This is an END-To-END system for speech recognition based on CTC implemented with pytorch.
At present, the system only supports phoneme recognition.
You can also do it at word-level, but you may get a high error rate.
Another way is to decode with a lexcion and word-level language model using WFST which is not included in this system.
English Corpus: Timit
- Training set: 3696 sentences(exclude SA utterance)
- Dev set: 400 sentences
- Test set: 192 sentences
Chinese Corpus: 863 Corpus
- Training set:
Speaker | UtterId | Utterances |
---|---|---|
M50, F50 | A1-A521, AW1-AW129 | 650 sentences |
M54, F54 | B522-B1040,BW130-BW259 | 649 sentences |
M60, F60 | C1041-C1560 CW260-CW388 | 649 sentences |
M64, F64 | D1-D625 | 625 sentences |
All | 5146 sentences |
- Test set:
Speaker | UtterId | Utterances |
---|---|---|
M51, F51 | A1-A100 | 100 sentences |
M55, F55 | B522-B521 | 100 sentences |
M61, F61 | C1041-C1140 | 100 sentences |
M63, F63 | D1-D100 | 100 sentences |
All | 800 sentences |
- Install Pytorch
- Install warp-ctc and bind it to pytorch.
Notice: If use python2, reinstall the pytorch with source code instead of pip. - Install pytorch audio:
sudo apt-get install sox libsox-dev libsox-fmt-all
git clone https://github.com/pytorch/audio.git
cd audio
pip install cffi
python setup.py install
- Install Kaldi.

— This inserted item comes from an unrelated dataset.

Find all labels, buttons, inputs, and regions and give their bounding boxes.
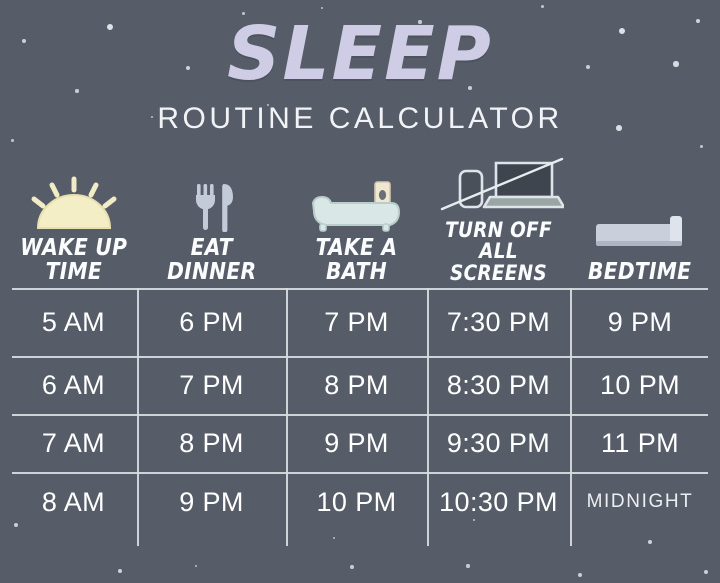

We use kaldi to extract mfcc and fbank.
- Install KenLM. Training n-gram Languange Model if needed.
- Install other python packages
pip install -r requirements.txt
- Start visdom
python -m visdom.server
- Install all the things according to the Install part.
- Open the top script run.sh and alter the directory of data and config file.
- Change the $feats if you want to use fbank or mfcc and revise conf file under the directory conf.
- Open the config file to revise the super-parameters about everything
- Run the top script with four conditions
bash run.sh data_prepare + AM training + LM training + testing
bash run.sh 1 AM training + LM training + testing
bash run.sh 2 LM training + testing
bash run.sh 3 testing
LM training are not implemented yet. They are added to the todo-list.
So only when you prepare the data, run.sh will work.
- Extract 39dim mfcc and 40dim fbank feature from kaldi.
- Use compute-cmvn-stats and apply-cmvn with training data to get the global mean and variance and normalize the feature.
- Rewrite Dataset and dataLoader in torch.nn.dataset to prepare data for training. You can find them in the steps/dataloader.py.
- RNN + DNN + CTC RNN here can be replaced by nn.LSTM and nn.GRU
- CNN + RNN + DNN + CTC
CNN is use to reduce the variety of spectrum which can be caused by the speaker and environment difference. - How to choose
Use add_cnn to choose one of two models. If add_cnn is True, then CNN+RNN+DNN+CTC will be chosen.
- initial-lr = 0.001
- decay = 0.5
- wight-decay = 0.005
Adjust the learning rate if the dev loss is around a specific loss for ten times.
Times of adjusting learning rate is 8 which can be alter in steps/ctc_train.py(line367).
Optimizer is nn.optimizer.Adam with weigth decay 0.005
Take the max prob of outputs as the result and get the path.
Calculate the WER and CER by used the function of the class.
Implemented with python. Original Code
I fix it to support phoneme for batch decode.
Beamsearch can improve about 0.2% of phonome accuracy.
Phoneme-level language model is inserted to beam search decoder now.
- Combine with RNN-LM
- Beam search with RNN-LM
- The code in 863_corpus is a mess. Need arranged.